Les acteurs du système éducatif à Parakou ont effectué ce lundi 10 septembre, la pré-rentrée. C’est conformément au calendrier scolaire 2018-2019 tel qu’établi par le gouvernement, en attendant le démarrage des activités académiques et pédagogiques le lundi 17 septembre prochain.

Après environ deux mois de vacances, l’école béninoise ouvre à nouveau ses portes dès le lundi 17 septembre prochain, sur toute l’étendue du territoire national. En attendant de se retrouver dans les salles de classe, ses acteurs ont effectué, hier, lundi 10 septembre, la pré-rentrée. Comme leurs homologues des autres localités, ceux de Parakou ont également sacrifié à cette formalité devenue une tradition. 

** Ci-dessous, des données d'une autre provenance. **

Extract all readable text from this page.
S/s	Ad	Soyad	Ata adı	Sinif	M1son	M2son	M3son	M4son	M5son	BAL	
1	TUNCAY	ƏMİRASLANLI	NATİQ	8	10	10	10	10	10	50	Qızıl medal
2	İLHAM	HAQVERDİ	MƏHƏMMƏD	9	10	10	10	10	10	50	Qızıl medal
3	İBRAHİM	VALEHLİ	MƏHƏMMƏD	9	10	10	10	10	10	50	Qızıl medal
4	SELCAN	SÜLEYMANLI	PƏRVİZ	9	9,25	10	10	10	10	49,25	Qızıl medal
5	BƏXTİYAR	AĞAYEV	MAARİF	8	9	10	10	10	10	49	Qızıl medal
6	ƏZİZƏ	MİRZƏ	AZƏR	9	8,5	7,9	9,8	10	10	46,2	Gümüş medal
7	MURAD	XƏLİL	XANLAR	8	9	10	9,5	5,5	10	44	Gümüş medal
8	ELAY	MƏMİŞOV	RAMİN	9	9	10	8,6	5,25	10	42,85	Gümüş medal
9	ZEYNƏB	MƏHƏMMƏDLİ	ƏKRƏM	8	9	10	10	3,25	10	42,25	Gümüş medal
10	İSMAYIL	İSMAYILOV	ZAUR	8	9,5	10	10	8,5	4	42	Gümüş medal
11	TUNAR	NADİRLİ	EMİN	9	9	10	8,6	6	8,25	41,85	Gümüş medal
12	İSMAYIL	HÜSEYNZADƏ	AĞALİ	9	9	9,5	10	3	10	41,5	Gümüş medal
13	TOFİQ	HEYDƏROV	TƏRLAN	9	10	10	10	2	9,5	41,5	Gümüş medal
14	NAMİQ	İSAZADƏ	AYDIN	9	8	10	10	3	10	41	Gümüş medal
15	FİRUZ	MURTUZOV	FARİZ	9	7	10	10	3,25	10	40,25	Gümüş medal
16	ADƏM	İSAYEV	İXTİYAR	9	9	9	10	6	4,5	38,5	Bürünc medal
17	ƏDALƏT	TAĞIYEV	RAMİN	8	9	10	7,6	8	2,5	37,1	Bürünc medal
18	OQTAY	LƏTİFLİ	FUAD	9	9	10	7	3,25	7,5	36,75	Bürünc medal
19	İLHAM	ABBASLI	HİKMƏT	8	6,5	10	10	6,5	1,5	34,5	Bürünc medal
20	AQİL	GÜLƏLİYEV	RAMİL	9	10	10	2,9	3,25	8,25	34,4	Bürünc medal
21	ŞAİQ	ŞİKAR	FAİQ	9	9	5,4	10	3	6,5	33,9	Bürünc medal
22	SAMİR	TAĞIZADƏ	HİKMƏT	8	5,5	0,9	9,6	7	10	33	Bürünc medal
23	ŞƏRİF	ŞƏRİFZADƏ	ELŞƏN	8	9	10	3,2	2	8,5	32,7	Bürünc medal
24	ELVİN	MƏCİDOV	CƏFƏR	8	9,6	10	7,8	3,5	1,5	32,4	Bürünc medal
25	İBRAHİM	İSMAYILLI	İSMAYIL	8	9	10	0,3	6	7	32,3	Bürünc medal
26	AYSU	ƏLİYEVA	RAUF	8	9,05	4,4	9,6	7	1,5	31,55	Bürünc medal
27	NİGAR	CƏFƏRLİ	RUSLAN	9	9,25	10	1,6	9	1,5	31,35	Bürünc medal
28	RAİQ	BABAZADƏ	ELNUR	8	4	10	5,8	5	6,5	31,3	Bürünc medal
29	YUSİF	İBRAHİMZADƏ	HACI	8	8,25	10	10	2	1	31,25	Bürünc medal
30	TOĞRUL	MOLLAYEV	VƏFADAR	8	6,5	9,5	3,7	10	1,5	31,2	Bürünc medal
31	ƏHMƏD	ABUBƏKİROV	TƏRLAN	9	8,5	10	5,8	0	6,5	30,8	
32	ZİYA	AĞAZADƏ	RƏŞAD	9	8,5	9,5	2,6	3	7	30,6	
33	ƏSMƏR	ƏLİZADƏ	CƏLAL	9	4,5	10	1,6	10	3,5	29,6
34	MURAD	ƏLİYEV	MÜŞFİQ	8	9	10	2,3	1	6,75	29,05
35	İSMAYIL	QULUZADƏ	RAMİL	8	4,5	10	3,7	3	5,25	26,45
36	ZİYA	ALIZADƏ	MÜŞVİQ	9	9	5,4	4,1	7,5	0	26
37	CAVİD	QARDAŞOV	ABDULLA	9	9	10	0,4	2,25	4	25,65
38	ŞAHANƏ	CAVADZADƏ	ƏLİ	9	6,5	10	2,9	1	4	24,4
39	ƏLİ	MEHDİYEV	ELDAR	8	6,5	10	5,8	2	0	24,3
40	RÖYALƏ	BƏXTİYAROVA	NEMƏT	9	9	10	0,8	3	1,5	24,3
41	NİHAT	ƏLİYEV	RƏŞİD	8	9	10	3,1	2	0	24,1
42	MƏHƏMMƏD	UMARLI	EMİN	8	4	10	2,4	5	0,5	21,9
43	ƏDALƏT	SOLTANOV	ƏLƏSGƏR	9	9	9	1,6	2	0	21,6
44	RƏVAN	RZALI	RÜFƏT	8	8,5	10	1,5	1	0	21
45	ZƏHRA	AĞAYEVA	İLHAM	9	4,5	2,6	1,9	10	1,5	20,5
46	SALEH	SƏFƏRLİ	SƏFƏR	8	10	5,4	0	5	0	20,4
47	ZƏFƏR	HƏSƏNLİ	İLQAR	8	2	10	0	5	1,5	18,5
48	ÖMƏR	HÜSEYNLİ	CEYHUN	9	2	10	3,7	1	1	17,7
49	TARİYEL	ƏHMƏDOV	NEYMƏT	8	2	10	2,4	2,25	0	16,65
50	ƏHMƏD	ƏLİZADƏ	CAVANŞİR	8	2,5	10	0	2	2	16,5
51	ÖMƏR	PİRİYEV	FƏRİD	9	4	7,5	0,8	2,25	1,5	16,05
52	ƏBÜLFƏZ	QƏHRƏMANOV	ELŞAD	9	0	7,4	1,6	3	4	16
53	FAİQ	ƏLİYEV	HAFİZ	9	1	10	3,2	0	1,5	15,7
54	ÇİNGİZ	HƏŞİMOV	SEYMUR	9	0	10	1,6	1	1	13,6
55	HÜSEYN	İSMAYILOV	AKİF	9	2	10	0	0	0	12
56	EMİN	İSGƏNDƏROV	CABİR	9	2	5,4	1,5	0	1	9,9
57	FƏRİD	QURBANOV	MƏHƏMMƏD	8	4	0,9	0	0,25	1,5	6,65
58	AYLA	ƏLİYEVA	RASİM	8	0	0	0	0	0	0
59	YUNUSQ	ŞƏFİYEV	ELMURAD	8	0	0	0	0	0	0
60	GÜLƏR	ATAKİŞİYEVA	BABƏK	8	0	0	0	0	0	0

En effet, la pré-rentrée a été instituée pour régler les éventuels problèmes qui pourraient subvenir le jour de la rentrée et empêcher l’année scolaire de se dérouler normalement. L’objectif poursuivi, a expliqué le directeur départemental des enseignements secondaire, technique et de la formation professionnelle du Borgou, Ayouba Garba, c’est de permettre un démarrage des activités académiques sans encombre dès le premier jour. « Il s’agit de s’assurer que toutes les dispositions ont été prises en matière de préparatifs afin que les premiers cours puissent être dispensés à partir du lundi prochain », a-t-il poursuivi. Au cours de la rencontre qu’il a eue avec les chefs des établissements d’enseignements secondaire et technique du Borgou, samedi 8 septembre dernier au Lycée Mathieu Bouké de Parakou, il les a instruits dans ce sens.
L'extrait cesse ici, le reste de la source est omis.